In dem ökumenischen Papier heißt es u.a.: „Um mehr demokratische Partizipation in Europa zu gewährleisten, bräuchte es aber auch mehr Aufmerksamkeit der europäischen Öffentlichkeit für die Vorgänge auf der Ebene der Europäischen Union.“
Angesichts der Erosion in der Parteienlandschaft, der abnehmenden Parteienbindung, der schwindenden Wahlbeteiligung auf allen Ebenen und dem zunehmenden Misstrauen gegenüber den „Eliten“ sind Dialogforen wie etwa die „grand débat“ in Frankreich oder die „Citizens‘ Assemblies“ in Irland zukunftsweisend, um die Demokratie in den Mitgliedstaaten der EU aus der Krise zu führen.

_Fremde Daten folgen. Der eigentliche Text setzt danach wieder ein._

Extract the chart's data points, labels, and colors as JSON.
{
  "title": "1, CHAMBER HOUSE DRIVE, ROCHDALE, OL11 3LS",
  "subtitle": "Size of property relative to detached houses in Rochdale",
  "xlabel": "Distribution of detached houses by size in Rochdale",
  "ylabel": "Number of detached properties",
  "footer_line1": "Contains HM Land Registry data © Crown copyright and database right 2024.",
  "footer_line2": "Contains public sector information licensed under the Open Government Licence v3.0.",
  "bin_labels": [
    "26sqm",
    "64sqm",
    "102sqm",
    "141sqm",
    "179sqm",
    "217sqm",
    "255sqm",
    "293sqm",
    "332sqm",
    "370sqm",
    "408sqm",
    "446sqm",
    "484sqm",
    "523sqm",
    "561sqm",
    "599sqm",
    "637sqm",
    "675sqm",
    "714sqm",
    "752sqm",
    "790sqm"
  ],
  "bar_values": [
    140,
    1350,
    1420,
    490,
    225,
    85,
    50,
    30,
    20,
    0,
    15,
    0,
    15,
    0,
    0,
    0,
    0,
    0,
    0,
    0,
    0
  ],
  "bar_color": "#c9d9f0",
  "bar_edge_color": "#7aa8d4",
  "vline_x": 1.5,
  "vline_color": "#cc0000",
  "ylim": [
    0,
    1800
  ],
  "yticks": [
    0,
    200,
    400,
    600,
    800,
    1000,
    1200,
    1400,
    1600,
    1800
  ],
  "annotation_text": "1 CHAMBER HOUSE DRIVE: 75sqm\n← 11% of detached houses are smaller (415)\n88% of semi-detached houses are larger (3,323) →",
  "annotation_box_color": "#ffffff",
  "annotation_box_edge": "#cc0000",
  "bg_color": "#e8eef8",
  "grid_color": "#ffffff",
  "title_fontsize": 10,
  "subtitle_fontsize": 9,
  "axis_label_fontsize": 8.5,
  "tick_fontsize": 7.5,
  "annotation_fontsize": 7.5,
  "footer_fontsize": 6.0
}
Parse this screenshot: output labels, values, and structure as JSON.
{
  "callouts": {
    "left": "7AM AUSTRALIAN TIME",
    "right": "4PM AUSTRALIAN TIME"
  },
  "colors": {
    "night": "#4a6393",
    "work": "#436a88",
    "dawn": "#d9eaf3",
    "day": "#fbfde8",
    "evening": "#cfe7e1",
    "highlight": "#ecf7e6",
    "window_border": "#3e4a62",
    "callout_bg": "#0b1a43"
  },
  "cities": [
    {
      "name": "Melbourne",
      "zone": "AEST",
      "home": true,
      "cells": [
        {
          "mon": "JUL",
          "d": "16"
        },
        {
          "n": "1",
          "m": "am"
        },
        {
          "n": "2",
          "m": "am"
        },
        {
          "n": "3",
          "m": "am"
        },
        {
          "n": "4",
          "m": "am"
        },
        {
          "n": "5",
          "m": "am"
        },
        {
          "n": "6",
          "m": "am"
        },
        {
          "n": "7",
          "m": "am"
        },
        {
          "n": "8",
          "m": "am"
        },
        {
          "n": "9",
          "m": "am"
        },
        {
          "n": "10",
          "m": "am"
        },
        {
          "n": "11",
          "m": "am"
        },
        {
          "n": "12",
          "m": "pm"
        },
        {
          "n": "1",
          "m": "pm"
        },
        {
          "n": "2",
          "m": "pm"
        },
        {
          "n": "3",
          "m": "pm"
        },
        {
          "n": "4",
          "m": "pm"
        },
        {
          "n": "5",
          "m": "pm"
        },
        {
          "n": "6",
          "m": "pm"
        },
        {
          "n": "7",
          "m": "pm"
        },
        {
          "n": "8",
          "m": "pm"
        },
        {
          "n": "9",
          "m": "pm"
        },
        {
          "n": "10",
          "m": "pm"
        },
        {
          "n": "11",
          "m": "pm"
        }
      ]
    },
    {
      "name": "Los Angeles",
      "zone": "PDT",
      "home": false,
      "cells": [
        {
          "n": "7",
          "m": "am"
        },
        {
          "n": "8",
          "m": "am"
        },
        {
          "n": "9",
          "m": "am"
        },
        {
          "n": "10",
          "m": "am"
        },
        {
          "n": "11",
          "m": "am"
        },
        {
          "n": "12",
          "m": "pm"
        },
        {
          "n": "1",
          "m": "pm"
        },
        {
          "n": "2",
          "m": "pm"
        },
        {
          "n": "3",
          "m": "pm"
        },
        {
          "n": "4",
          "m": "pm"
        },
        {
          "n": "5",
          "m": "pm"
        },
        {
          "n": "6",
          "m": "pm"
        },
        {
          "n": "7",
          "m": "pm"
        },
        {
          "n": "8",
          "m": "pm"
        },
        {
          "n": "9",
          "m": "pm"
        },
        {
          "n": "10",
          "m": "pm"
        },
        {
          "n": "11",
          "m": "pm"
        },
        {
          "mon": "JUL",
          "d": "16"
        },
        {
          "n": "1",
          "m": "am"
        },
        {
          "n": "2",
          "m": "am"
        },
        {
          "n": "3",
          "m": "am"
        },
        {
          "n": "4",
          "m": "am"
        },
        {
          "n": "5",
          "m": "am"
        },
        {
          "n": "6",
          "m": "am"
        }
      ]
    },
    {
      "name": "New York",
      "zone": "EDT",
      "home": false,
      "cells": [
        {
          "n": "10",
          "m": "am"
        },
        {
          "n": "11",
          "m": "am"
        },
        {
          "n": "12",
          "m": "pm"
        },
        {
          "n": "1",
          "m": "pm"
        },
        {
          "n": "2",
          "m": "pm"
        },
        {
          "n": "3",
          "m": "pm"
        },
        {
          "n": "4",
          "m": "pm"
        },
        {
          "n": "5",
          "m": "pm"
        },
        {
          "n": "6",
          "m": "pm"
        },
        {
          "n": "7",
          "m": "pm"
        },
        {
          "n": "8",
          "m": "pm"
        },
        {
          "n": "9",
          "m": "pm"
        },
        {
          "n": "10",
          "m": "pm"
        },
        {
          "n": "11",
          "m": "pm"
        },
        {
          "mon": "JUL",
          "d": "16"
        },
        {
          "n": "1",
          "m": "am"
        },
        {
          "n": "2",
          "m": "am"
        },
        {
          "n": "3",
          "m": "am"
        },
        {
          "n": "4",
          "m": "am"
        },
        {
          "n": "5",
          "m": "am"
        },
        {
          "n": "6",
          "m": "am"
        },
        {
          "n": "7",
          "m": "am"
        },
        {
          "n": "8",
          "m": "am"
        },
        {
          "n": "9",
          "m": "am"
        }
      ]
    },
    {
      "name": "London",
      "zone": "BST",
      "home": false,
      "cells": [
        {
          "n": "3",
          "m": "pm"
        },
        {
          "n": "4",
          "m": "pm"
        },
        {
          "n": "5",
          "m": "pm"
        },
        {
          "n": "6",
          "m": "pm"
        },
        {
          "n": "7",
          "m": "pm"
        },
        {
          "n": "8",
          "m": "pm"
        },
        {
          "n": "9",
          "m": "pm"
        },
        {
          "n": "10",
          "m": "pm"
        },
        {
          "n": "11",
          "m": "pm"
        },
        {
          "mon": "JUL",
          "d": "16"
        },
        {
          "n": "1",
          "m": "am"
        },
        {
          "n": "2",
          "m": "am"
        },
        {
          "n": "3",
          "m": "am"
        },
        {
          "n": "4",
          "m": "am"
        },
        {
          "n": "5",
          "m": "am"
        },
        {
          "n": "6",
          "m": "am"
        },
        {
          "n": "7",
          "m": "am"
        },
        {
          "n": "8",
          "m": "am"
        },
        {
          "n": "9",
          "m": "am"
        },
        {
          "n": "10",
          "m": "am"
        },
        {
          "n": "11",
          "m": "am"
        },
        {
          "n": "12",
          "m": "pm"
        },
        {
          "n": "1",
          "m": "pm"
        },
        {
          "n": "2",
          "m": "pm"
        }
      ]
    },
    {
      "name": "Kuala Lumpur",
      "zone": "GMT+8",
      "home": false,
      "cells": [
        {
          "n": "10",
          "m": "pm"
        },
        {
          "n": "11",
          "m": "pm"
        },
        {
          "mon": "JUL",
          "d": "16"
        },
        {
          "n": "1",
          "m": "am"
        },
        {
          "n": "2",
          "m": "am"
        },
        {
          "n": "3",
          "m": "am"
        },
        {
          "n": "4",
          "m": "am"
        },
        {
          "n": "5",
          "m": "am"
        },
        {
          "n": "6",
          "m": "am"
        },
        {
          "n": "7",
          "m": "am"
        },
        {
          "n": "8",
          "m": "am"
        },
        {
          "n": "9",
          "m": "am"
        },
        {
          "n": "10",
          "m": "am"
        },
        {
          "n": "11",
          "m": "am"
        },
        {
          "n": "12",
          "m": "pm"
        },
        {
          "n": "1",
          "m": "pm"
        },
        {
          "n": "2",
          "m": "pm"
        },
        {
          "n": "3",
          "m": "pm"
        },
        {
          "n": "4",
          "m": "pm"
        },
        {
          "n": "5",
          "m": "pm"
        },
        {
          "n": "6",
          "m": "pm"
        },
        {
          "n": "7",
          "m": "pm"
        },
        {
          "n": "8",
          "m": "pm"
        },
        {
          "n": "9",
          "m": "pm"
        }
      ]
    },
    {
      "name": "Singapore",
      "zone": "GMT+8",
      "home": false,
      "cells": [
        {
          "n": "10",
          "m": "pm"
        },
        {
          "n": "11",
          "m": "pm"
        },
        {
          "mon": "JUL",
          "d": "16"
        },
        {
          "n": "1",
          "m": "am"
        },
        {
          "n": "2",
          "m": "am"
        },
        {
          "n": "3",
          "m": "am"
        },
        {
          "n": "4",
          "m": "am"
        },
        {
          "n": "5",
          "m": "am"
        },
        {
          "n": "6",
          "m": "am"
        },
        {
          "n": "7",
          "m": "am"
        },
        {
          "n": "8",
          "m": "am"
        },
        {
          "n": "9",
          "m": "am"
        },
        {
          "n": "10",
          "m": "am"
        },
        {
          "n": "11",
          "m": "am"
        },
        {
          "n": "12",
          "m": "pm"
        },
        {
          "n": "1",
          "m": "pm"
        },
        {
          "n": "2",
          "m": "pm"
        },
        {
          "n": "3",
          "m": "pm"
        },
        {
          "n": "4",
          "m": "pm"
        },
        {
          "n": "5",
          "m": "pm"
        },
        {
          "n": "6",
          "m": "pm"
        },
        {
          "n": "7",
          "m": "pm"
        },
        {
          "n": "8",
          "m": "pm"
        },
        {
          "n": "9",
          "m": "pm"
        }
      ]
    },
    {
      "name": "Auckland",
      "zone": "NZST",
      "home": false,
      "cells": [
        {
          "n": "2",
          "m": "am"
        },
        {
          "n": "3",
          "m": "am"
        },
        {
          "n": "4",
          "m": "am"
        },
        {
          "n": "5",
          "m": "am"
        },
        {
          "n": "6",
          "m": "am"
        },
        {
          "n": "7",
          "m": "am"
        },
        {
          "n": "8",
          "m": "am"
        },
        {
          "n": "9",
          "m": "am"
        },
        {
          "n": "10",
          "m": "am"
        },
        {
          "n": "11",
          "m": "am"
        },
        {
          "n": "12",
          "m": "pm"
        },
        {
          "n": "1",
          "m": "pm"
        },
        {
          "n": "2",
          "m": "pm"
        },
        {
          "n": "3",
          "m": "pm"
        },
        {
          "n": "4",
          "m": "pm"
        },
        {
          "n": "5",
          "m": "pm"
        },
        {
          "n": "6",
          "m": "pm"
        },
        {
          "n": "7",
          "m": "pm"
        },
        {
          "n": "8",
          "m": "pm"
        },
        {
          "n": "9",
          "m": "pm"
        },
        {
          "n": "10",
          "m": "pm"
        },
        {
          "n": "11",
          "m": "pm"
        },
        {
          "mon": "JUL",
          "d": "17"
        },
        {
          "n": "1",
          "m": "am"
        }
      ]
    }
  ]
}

Die von der Bürgerbewegung „Pulse for Europe“ angeregten europäischen Hausparlamente sind eine niedrigschwellige und gerade deshalb reizvolle Idee, im privaten Rahmen eine europäische Öffentlichkeit herzustellen, ohne Vorgaben EU-Themen zu diskutieren, die Ergebnisse an die EU-Politik zurückzuspielen und so die Kluft zwischen der EU-Politik und den Bürgerinnen und Bürgern zu überwinden.
Im Hinblick auf die Zukunft der Demokratie könnten Formate wie die „Citizens‘ Assemblies“ oder die „grand débat“ oder auch die europäischen Hausparlamente durchaus Vorbildcharakter haben und sollten weiterentwickelt werden. Nicht als Konkurrenz oder Ersatz zum bestehenden und bewährten System der repräsentativen Demokratie, sondern als wichtige Ergänzung, als Chance zur Rückbindung und um Vertrauen zurückzugewinnen. Wichtig ist, auch im Vorfeld die Erwartungen hinsichtlich der konkreten Einflussmöglichkeiten nicht zu hoch zu schrauben und ein ehrliches Interesse an dem Austausch abzubilden.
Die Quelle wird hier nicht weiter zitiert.